Mercer noticed Roland advancing to a position on the road to his left. There was still a sullen look in his eyes that betrayed what seemed to be a sort of acceptance within them.

“What’s your favorite food?”

He asked abruptly, nearly stumbling over his own words in enthusiasm for whatever reason. Mercer shot the boy a speculative glance while Baren simply regarded him with a blank stare.

“Gonna have to say vag-.”

“Snow crab.”

Mercer interrupted in a slightly louder tone than he usually took.

“Oh, well mine is pork. I used to be a hog farmer y’know. Helped out my dad around our farm before the Vampires burned it down.”

Roland said, sombreness creeping into the latter half of his reply.

“Sorry to hear that,” Mercer said, giving the boy a deeply honest look to accompany his words, “in war, the greatest casualties are among the ones who don’t fight.”

“Who said that?”

Asked Baren.

“I did.”

Baren scoffed and redirected his vision forwards again. Roland smiled a little.

“What about you, Mercer? Who was your father?”

Mercer exhaled deeply and leaned back in his saddle.

“Who is my father,” he corrected, “Ain’t that a story.”

“Could you tell it, perhaps?”

Mercer sighed and looked off into nowhere. He didn’t want to recall those memories in the first place, but considering how boring it had been up until that point it couldn’t be that bad.

“His name was Autsio Cedric, and from the day he was born that bastard was destined to be a criminal.”

“You don’t seem to think too fondly of him.” Said Roland, raising both brows a little in surprise.

Mercer’s mouth became a straight line.

“Well he served under another criminal named Hector of Wyrmwood for many years. Hector was a whole lot worse than Austio from what I’ve heard, so he had made a lot of enemies during his years as a lord. My father used them to take his place, and to this day remains a shriveled up old mobster.”

“And what about your mother?”

“Died in childbirth, unfortunately.”

“Oh,” Roland said, letting his gaze drop upon hearing this, “I understand your pain.”

“How so?”

Asked the veteran, not in an offput way, but in a manner that indicated curiosity.

“They killed my fiancee and her unborn. Right in front of me, made me watch it happen. Knew her since we were kids. Parents were screaming all the while, they both got their throats slit afterwards. Let me live, though. Wanted me to spread the word.”

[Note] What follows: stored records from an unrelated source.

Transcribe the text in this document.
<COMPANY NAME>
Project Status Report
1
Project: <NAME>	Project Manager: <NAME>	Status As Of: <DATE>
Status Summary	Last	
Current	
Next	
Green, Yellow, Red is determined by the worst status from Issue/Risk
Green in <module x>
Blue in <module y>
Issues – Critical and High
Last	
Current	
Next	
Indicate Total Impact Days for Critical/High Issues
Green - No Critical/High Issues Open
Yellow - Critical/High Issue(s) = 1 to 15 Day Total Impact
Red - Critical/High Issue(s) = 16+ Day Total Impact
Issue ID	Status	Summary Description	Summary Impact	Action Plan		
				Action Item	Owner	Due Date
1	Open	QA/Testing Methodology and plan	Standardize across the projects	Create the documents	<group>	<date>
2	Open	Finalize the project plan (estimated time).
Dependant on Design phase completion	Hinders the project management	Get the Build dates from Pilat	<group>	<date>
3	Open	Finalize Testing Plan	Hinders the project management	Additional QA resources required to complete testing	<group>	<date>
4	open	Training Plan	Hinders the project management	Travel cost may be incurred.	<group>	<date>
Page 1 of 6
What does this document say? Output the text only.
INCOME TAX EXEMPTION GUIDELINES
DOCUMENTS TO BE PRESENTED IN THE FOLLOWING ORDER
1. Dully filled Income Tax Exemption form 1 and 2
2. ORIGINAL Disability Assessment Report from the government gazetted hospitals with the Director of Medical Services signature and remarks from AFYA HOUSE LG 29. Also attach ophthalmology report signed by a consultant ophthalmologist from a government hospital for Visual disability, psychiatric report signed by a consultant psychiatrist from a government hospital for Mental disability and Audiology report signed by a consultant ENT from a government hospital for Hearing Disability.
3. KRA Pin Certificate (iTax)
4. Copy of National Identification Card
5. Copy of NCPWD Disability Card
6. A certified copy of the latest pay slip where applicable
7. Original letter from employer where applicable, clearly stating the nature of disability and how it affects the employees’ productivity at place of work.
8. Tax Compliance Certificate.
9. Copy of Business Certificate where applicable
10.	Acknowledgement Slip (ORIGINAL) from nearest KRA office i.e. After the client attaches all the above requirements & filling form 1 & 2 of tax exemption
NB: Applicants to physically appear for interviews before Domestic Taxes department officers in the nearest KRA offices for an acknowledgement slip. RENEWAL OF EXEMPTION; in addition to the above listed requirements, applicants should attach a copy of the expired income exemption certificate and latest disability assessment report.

“Such a waste. Such a pointless waste.”

Said Baren. Mercer looked over to see an almost unnatural look of empathy past his scruffy mustache and jet black eyebrows.

Roland had a faint grin on his face.

“I didn’t tell a single person,” he said, “not one single person, not for three years. I feel better now.”

There was the momentary sound of a click from behind a nearby bush followed by a sharp crack and brief white flash. Mercer jerked back in surprise, soon finding himself covered in a mixture of blood and brain matter as a ball round flew clean through the side of Roland’s head. The body slumped over to one side and hit the ground below with a thud while his and most of the nearby horses whinnied in sudden terror as more muskets went off on both sides of the trail.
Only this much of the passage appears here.